Godzilla vs. Kim Jong-il

At the welcoming party for the East Asian Languages and Cultures department at Columbia, I met a visiting scholar from Japan whose research focuses on Godzilla as a global phenomenon. Happily, I was able to tell her about Pulgasari, which she’d never heard of: a North Korean Godzilla movie from the 1980s. (The trailer is full of explosions and highlights the hwacha, a sort of primitive rocket launcher that Koreans are rather proud of.)

I have never actually watched Pulgasari — I need to get to it one of these days — but the story of the making of Pulgasari is one of the very weirdest tales in all of cinema. In 1978, North Korean agents kidnapped the Korean actress Choi Eun-hee in Hong Kong. Her ex-husband, the prominent director Shin Sang-ok, went to Hong Kong to investigate and was promptly kidnapped as well.

The kidnappings were the work of Kim Jong-il, whose father, Kim Il-sung, was then still the leader of North Korea. It took several years, and Shin spent some time in North Korean prison, but in 1983 he was reunited with his ex-wife in Pyongyang. Under pressure from Kim Jong-il, they remarried.
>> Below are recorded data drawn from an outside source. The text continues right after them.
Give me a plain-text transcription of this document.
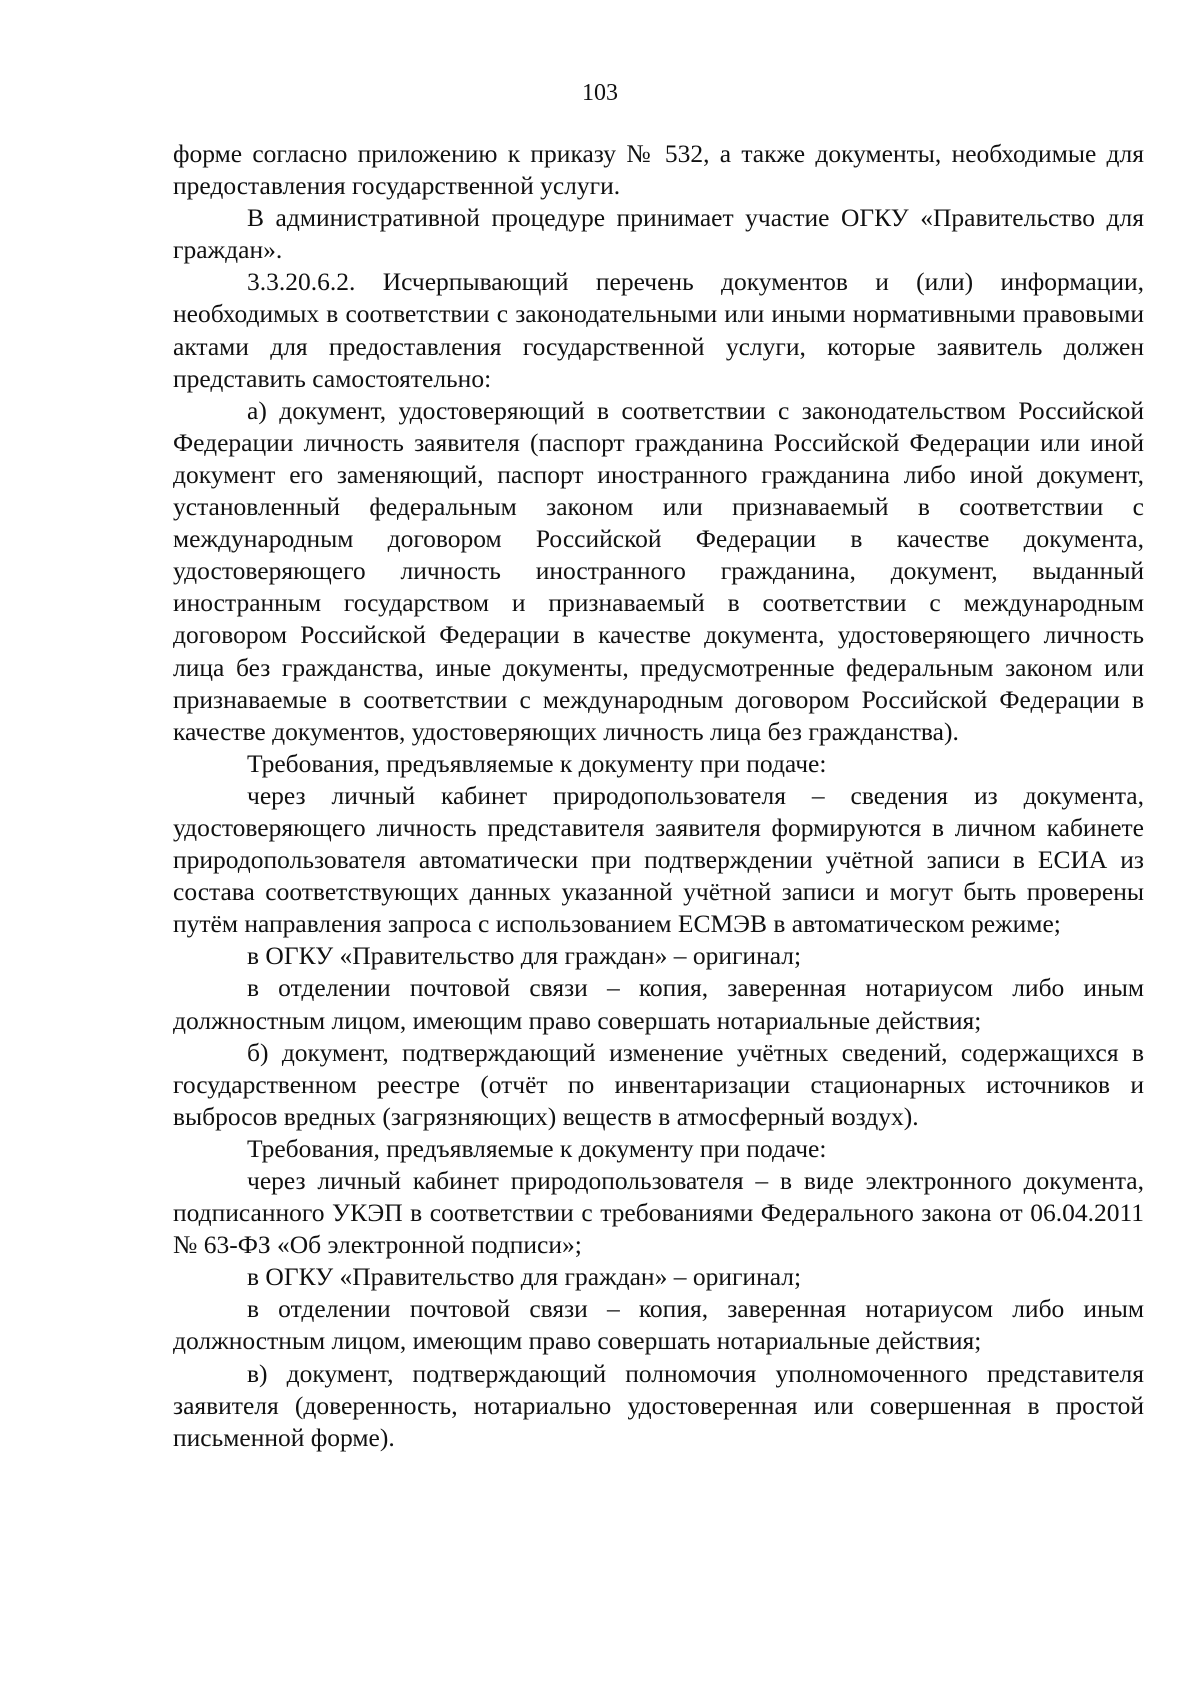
103

форме согласно приложению к приказу № 532, а также документы, необходимые для предоставления государственной услуги.

В административной процедуре принимает участие ОГКУ «Правительство для граждан».

3.3.20.6.2. Исчерпывающий перечень документов и (или) информации, необходимых в соответствии с законодательными или иными нормативными правовыми актами для предоставления государственной услуги, которые заявитель должен представить самостоятельно:

а) документ, удостоверяющий в соответствии с законодательством Российской Федерации личность заявителя (паспорт гражданина Российской Федерации или иной документ его заменяющий, паспорт иностранного гражданина либо иной документ, установленный федеральным законом или признаваемый в соответствии с международным договором Российской Федерации в качестве документа, удостоверяющего личность иностранного гражданина, документ, выданный иностранным государством и признаваемый в соответствии с международным договором Российской Федерации в качестве документа, удостоверяющего личность лица без гражданства, иные документы, предусмотренные федеральным законом или признаваемые в соответствии с международным договором Российской Федерации в качестве документов, удостоверяющих личность лица без гражданства).

Требования, предъявляемые к документу при подаче:

через личный кабинет природопользователя – сведения из документа, удостоверяющего личность представителя заявителя формируются в личном кабинете природопользователя автоматически при подтверждении учётной записи в ЕСИА из состава соответствующих данных указанной учётной записи и могут быть проверены путём направления запроса с использованием ЕСМЭВ в автоматическом режиме;

в ОГКУ «Правительство для граждан» – оригинал;

в отделении почтовой связи – копия, заверенная нотариусом либо иным должностным лицом, имеющим право совершать нотариальные действия;

б) документ, подтверждающий изменение учётных сведений, содержащихся в государственном реестре (отчёт по инвентаризации стационарных источников и выбросов вредных (загрязняющих) веществ в атмосферный воздух).

Требования, предъявляемые к документу при подаче:

через личный кабинет природопользователя – в виде электронного документа, подписанного УКЭП в соответствии с требованиями Федерального закона от 06.04.2011 № 63-ФЗ «Об электронной подписи»;

в ОГКУ «Правительство для граждан» – оригинал;

в отделении почтовой связи – копия, заверенная нотариусом либо иным должностным лицом, имеющим право совершать нотариальные действия;

в) документ, подтверждающий полномочия уполномоченного представителя заявителя (доверенность, нотариально удостоверенная или совершенная в простой письменной форме).
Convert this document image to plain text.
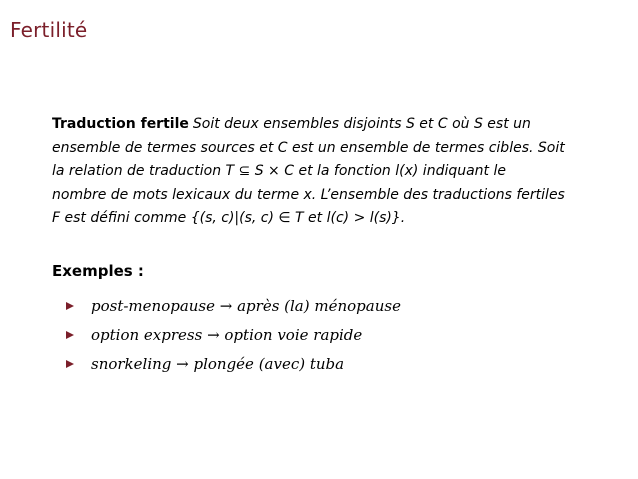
Fertilité
Traduction fertile Soit deux ensembles disjoints S et C où S est un
ensemble de termes sources et C est un ensemble de termes cibles. Soit
la relation de traduction T ⊆ S × C et la fonction l(x) indiquant le
nombre de mots lexicaux du terme x. L’ensemble des traductions fertiles
F est défini comme {(s, c)|(s, c) ∈ T et l(c) > l(s)}.
Exemples :
post-menopause → après (la) ménopause
option express → option voie rapide
snorkeling → plongée (avec) tuba
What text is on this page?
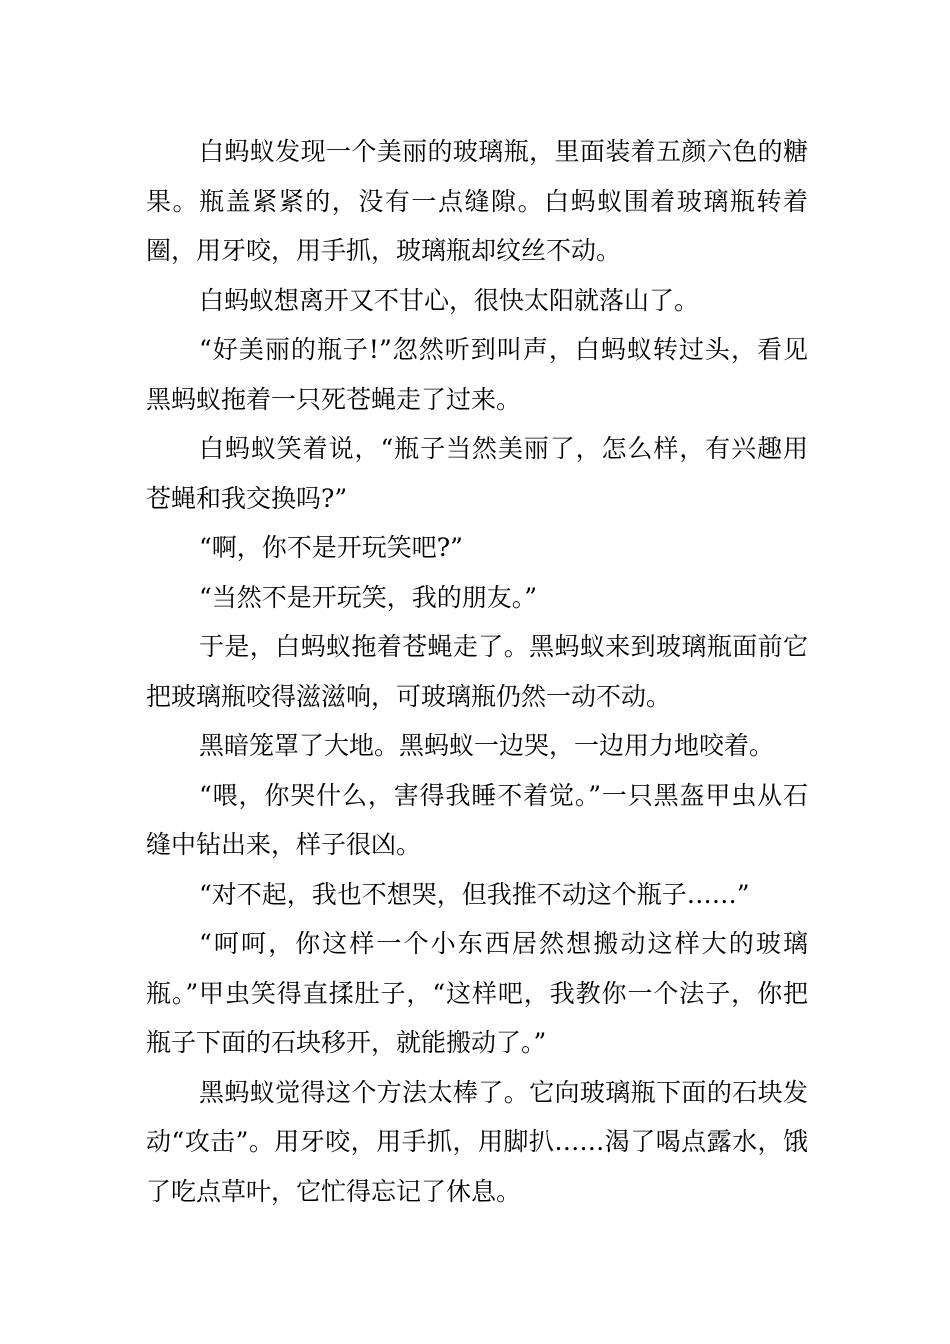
白蚂蚁发现一个美丽的玻璃瓶，里面装着五颜六色的糖果。瓶盖紧紧的，没有一点缝隙。白蚂蚁围着玻璃瓶转着圈，用牙咬，用手抓，玻璃瓶却纹丝不动。

白蚂蚁想离开又不甘心，很快太阳就落山了。

“好美丽的瓶子!”忽然听到叫声，白蚂蚁转过头，看见黑蚂蚁拖着一只死苍蝇走了过来。

白蚂蚁笑着说，“瓶子当然美丽了，怎么样，有兴趣用苍蝇和我交换吗?”

“啊，你不是开玩笑吧?”

“当然不是开玩笑，我的朋友。”

于是，白蚂蚁拖着苍蝇走了。黑蚂蚁来到玻璃瓶面前它把玻璃瓶咬得滋滋响，可玻璃瓶仍然一动不动。

黑暗笼罩了大地。黑蚂蚁一边哭，一边用力地咬着。

“喂，你哭什么，害得我睡不着觉。”一只黑盔甲虫从石缝中钻出来，样子很凶。

“对不起，我也不想哭，但我推不动这个瓶子……”

“呵呵，你这样一个小东西居然想搬动这样大的玻璃瓶。”甲虫笑得直揉肚子，“这样吧，我教你一个法子，你把瓶子下面的石块移开，就能搬动了。”

黑蚂蚁觉得这个方法太棒了。它向玻璃瓶下面的石块发动“攻击”。用牙咬，用手抓，用脚扒……渴了喝点露水，饿了吃点草叶，它忙得忘记了休息。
From then until their eventual escape in 1986 at a film festival in Vienna, Shin worked on North Korean films, the most famous of which is Pulgasari.

The aftermath is almost as weird. Shin and Choi escaped to the US embassy, and they were granted asylum. Back then, South Korea was under the right-wing military dictatorship of Chun Doo-hwan, and Shin feared that the government wouldn’t buy his kidnapping story, so he stayed in the US until 1994, when the politics in South Korea had changed. He eventually died of hepatitis, supposedly while working on Genghis Khan, a musical, which sounds like an Asian Springtime for Hitler.

The full Pulgasari film, with subtitles, is available on YouTube.